America Walks is the only national organization dedicated to pedestrian rights and walkability. The fifteen year-old organization supports community-based walkability movements, such as Seattle’s Feet First. America Walks is putting together a national coalition of organizations that support pedestrian mobility, including the American Heart Association and the Rails to Trails Conservancy, and predicts expanding from 70 coalition members today to 500 by 2012.
They also hope to gather 25,000 signatures for their vision statement:
By 2020, walking in everyday life is embraced across America. Streets and neighborhoods are safe and attractive public places that encourage people of all ages, abilities, ethnicities, and incomes to walk for exercise, recreation, and transportation. Walkable community policies promote health, economic vitality, environmental sustainability, and social equity.
If that’s the future, it’s also the past. After all, as America Walks points out, “In 1969 walking made up 40 percent of all transportation trips, but in 2008 walking trips decreased to 11 percent.” Although walking is good for our heart rates and waistlines, modern road design can make it hazardous to our health: in the past 15 years, 76,000 pedestrians have been killed.

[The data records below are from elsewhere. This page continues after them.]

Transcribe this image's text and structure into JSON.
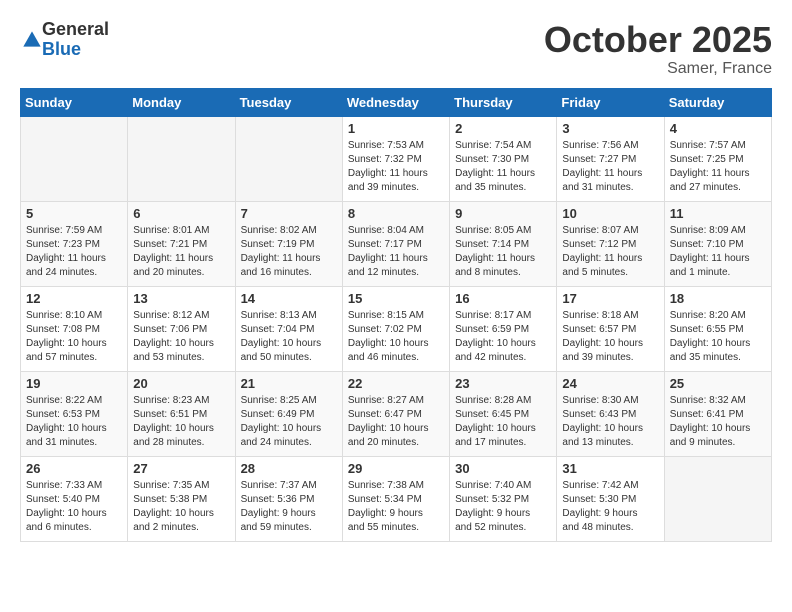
{
  "header": {
    "logo": {
      "general": "General",
      "blue": "Blue"
    },
    "title": "October 2025",
    "location": "Samer, France"
  },
  "weekdays": [
    "Sunday",
    "Monday",
    "Tuesday",
    "Wednesday",
    "Thursday",
    "Friday",
    "Saturday"
  ],
  "weeks": [
    [
      {
        "day": "",
        "info": ""
      },
      {
        "day": "",
        "info": ""
      },
      {
        "day": "",
        "info": ""
      },
      {
        "day": "1",
        "info": "Sunrise: 7:53 AM\nSunset: 7:32 PM\nDaylight: 11 hours\nand 39 minutes."
      },
      {
        "day": "2",
        "info": "Sunrise: 7:54 AM\nSunset: 7:30 PM\nDaylight: 11 hours\nand 35 minutes."
      },
      {
        "day": "3",
        "info": "Sunrise: 7:56 AM\nSunset: 7:27 PM\nDaylight: 11 hours\nand 31 minutes."
      },
      {
        "day": "4",
        "info": "Sunrise: 7:57 AM\nSunset: 7:25 PM\nDaylight: 11 hours\nand 27 minutes."
      }
    ],
    [
      {
        "day": "5",
        "info": "Sunrise: 7:59 AM\nSunset: 7:23 PM\nDaylight: 11 hours\nand 24 minutes."
      },
      {
        "day": "6",
        "info": "Sunrise: 8:01 AM\nSunset: 7:21 PM\nDaylight: 11 hours\nand 20 minutes."
      },
      {
        "day": "7",
        "info": "Sunrise: 8:02 AM\nSunset: 7:19 PM\nDaylight: 11 hours\nand 16 minutes."
      },
      {
        "day": "8",
        "info": "Sunrise: 8:04 AM\nSunset: 7:17 PM\nDaylight: 11 hours\nand 12 minutes."
      },
      {
        "day": "9",
        "info": "Sunrise: 8:05 AM\nSunset: 7:14 PM\nDaylight: 11 hours\nand 8 minutes."
      },
      {
        "day": "10",
        "info": "Sunrise: 8:07 AM\nSunset: 7:12 PM\nDaylight: 11 hours\nand 5 minutes."
      },
      {
        "day": "11",
        "info": "Sunrise: 8:09 AM\nSunset: 7:10 PM\nDaylight: 11 hours\nand 1 minute."
      }
    ],
    [
      {
        "day": "12",
        "info": "Sunrise: 8:10 AM\nSunset: 7:08 PM\nDaylight: 10 hours\nand 57 minutes."
      },
      {
        "day": "13",
        "info": "Sunrise: 8:12 AM\nSunset: 7:06 PM\nDaylight: 10 hours\nand 53 minutes."
      },
      {
        "day": "14",
        "info": "Sunrise: 8:13 AM\nSunset: 7:04 PM\nDaylight: 10 hours\nand 50 minutes."
      },
      {
        "day": "15",
        "info": "Sunrise: 8:15 AM\nSunset: 7:02 PM\nDaylight: 10 hours\nand 46 minutes."
      },
      {
        "day": "16",
        "info": "Sunrise: 8:17 AM\nSunset: 6:59 PM\nDaylight: 10 hours\nand 42 minutes."
      },
      {
        "day": "17",
        "info": "Sunrise: 8:18 AM\nSunset: 6:57 PM\nDaylight: 10 hours\nand 39 minutes."
      },
      {
        "day": "18",
        "info": "Sunrise: 8:20 AM\nSunset: 6:55 PM\nDaylight: 10 hours\nand 35 minutes."
      }
    ],
    [
      {
        "day": "19",
        "info": "Sunrise: 8:22 AM\nSunset: 6:53 PM\nDaylight: 10 hours\nand 31 minutes."
      },
      {
        "day": "20",
        "info": "Sunrise: 8:23 AM\nSunset: 6:51 PM\nDaylight: 10 hours\nand 28 minutes."
      },
      {
        "day": "21",
        "info": "Sunrise: 8:25 AM\nSunset: 6:49 PM\nDaylight: 10 hours\nand 24 minutes."
      },
      {
        "day": "22",
        "info": "Sunrise: 8:27 AM\nSunset: 6:47 PM\nDaylight: 10 hours\nand 20 minutes."
      },
      {
        "day": "23",
        "info": "Sunrise: 8:28 AM\nSunset: 6:45 PM\nDaylight: 10 hours\nand 17 minutes."
      },
      {
        "day": "24",
        "info": "Sunrise: 8:30 AM\nSunset: 6:43 PM\nDaylight: 10 hours\nand 13 minutes."
      },
      {
        "day": "25",
        "info": "Sunrise: 8:32 AM\nSunset: 6:41 PM\nDaylight: 10 hours\nand 9 minutes."
      }
    ],
    [
      {
        "day": "26",
        "info": "Sunrise: 7:33 AM\nSunset: 5:40 PM\nDaylight: 10 hours\nand 6 minutes."
      },
      {
        "day": "27",
        "info": "Sunrise: 7:35 AM\nSunset: 5:38 PM\nDaylight: 10 hours\nand 2 minutes."
      },
      {
        "day": "28",
        "info": "Sunrise: 7:37 AM\nSunset: 5:36 PM\nDaylight: 9 hours\nand 59 minutes."
      },
      {
        "day": "29",
        "info": "Sunrise: 7:38 AM\nSunset: 5:34 PM\nDaylight: 9 hours\nand 55 minutes."
      },
      {
        "day": "30",
        "info": "Sunrise: 7:40 AM\nSunset: 5:32 PM\nDaylight: 9 hours\nand 52 minutes."
      },
      {
        "day": "31",
        "info": "Sunrise: 7:42 AM\nSunset: 5:30 PM\nDaylight: 9 hours\nand 48 minutes."
      },
      {
        "day": "",
        "info": ""
      }
    ]
  ]
}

“We need to create places where you feel safe and comfortable walking along the street and even in the street, playing in the street,” says Bricker. “Crossing the street needs to be easy, accessible and safe.” He points to simple additions like crosswalks, raised median islands, and countdown signals as innovations that immeasurably improve the pedestrian experience.
Funding for active transportation has risen dramatically from 0.1 percent of the federal transportation program in 1992 to 2 percent this year. Considering the fact that 11 percent of all trips are by foot, America Walks wants to make sure walking gets its fair piece of the pie.
And though creating a strong identity among walkers can be challenging, Bricker says, “We don’t hear people saying, ‘this is not important, walking is not part of the transportation system.’ People understand that walking is a fundamental part of life.”